The changelogs for Pass can be found on
-
android-pass/CHANGELOG.md at a4e6552ab37ba3ad20e6cc4ea0d1f74046d4a650 · protonpass/android-pass · GitHub for Android
-
ios-pass/CHANGELOG.md at f4a6e1f601840b5e9c27ebb6bdbeb5c45d020401 · protonpass/ios-pass · GitHub for iOS
-
WebClients/applications/pass-extension/CHANGELOG.md at c3724631c15d5689852e9286ad6da63461f77af6 · ProtonMail/WebClients · GitHub for browser extension
It is great that they increased the number of vaults to 50 from 20 recently. I still don’t like that they don’t have organizational features like nested folders or tags but I can tolerate it since they increased the vaults to 50 (dunno if this is a technical limitation).
To sync data between devices, each vault is synced separately, so increasing the number of vault is synonym to adding more load on servers. We’ve optimized our code a lot recently to reduce the load and that allows us to increase the vault limit.
Oh hey, thanks! Missed the CHANGELOG.md file when I went over that repo.
Thanks for the explanation on the vaults. Didn’t know the vaults were synced separately. And 50 is more than enough for me so I don’t really mind.

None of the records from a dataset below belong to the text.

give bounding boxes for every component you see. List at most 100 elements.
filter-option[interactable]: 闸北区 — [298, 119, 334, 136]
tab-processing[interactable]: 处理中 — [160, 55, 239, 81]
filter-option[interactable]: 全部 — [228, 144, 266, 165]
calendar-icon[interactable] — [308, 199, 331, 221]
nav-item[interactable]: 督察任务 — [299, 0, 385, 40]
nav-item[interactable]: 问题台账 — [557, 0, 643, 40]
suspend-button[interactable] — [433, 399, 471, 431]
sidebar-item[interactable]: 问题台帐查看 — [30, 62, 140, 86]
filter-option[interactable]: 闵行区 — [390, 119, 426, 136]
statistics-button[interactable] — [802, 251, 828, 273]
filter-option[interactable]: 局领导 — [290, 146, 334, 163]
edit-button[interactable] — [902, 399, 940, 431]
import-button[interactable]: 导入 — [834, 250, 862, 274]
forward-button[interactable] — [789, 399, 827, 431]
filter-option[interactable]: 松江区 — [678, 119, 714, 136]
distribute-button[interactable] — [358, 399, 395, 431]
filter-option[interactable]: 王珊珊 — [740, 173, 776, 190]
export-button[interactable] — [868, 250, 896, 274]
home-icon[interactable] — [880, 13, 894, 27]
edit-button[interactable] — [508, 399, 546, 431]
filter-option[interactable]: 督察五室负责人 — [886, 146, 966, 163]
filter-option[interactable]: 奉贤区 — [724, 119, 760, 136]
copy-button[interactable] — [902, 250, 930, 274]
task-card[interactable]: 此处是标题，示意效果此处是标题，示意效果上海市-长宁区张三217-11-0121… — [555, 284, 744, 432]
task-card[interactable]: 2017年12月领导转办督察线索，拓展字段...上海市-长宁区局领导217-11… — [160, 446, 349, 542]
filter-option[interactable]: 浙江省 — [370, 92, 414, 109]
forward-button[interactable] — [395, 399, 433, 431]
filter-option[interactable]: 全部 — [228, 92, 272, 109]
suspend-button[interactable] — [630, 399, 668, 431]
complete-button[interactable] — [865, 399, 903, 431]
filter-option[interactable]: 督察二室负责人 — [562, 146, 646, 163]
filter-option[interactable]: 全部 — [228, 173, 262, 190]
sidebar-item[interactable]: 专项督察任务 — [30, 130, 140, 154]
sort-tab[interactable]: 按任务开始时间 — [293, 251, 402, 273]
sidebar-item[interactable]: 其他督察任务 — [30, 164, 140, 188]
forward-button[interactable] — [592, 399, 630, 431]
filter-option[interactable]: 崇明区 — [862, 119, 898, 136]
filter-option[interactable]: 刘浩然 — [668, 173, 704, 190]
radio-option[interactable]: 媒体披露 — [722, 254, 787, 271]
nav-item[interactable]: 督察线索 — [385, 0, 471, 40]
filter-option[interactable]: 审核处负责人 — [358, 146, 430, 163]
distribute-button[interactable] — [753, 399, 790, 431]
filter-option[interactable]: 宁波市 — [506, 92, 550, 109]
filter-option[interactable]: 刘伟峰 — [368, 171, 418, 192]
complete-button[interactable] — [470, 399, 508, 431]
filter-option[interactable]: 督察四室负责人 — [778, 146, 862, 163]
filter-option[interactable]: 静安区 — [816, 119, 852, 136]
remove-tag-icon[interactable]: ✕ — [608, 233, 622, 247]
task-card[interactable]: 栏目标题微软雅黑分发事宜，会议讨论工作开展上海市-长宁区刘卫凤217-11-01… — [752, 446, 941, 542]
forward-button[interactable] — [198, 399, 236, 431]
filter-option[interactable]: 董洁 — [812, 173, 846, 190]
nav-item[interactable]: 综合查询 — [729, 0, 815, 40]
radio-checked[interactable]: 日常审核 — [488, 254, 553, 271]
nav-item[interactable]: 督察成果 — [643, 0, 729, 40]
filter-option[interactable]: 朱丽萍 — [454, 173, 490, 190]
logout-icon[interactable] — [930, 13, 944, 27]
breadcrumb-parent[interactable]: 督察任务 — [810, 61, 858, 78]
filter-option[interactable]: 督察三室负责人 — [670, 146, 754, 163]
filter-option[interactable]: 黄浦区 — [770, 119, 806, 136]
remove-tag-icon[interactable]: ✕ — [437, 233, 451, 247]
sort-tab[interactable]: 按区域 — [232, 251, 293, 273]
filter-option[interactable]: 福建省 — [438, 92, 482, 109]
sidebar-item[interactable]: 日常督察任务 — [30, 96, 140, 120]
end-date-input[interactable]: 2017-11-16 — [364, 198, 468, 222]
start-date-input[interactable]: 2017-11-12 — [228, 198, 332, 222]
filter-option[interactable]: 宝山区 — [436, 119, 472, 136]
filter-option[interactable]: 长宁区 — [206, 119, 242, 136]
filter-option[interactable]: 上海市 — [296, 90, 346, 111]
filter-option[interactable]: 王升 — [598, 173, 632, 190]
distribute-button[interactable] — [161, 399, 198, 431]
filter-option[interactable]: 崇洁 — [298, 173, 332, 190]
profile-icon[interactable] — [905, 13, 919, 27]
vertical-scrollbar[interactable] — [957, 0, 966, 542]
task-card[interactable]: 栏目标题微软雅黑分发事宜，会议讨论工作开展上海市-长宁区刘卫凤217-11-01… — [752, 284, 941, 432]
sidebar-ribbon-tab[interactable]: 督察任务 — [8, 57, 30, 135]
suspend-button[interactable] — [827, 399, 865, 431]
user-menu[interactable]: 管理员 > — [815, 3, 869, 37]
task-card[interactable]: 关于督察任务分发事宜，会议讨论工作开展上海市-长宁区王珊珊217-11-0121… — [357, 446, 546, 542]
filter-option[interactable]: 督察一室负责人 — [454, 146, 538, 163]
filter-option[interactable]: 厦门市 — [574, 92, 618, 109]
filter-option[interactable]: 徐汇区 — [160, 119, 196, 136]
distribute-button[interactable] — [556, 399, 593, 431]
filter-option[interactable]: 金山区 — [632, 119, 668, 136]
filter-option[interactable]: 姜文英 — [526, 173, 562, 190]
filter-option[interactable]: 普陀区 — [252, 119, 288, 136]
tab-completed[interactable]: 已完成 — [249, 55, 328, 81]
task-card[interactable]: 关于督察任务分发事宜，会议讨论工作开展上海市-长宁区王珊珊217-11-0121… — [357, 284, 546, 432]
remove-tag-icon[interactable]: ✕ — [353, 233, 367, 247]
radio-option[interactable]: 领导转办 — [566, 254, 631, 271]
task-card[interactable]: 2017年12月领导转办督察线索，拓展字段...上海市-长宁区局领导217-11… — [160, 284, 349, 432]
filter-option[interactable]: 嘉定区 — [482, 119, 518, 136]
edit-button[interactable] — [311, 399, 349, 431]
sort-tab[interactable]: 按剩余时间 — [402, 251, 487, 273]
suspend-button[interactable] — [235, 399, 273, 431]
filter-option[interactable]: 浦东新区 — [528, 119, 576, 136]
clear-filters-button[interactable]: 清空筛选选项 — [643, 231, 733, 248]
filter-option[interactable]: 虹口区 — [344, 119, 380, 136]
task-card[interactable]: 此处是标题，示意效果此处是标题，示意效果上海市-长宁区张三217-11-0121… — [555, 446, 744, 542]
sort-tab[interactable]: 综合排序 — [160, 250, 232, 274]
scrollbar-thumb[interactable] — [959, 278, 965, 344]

I just need the attachments feature before I can move. I currently have a lot of them per entry over at Bitwarden. I know I can technically just store them in Drive, but I want to have some association with the files with each entry (e.g. when I delete the entry, I want to delete the associated files). Plus it’s just way more convenient for the app to handle that.
After that, I don’t really have much complaints. I’ll primarily be using the web app anyways.
i don’t need to pay for email right now even 500 MB is enough for me
oh man this tuta UI made me crazy i really can’t stand it.
for now i’m using skiff for sending email then maybe i go back to icloud
true, but sometimes you forget and you don’t expect your account to be completely closed.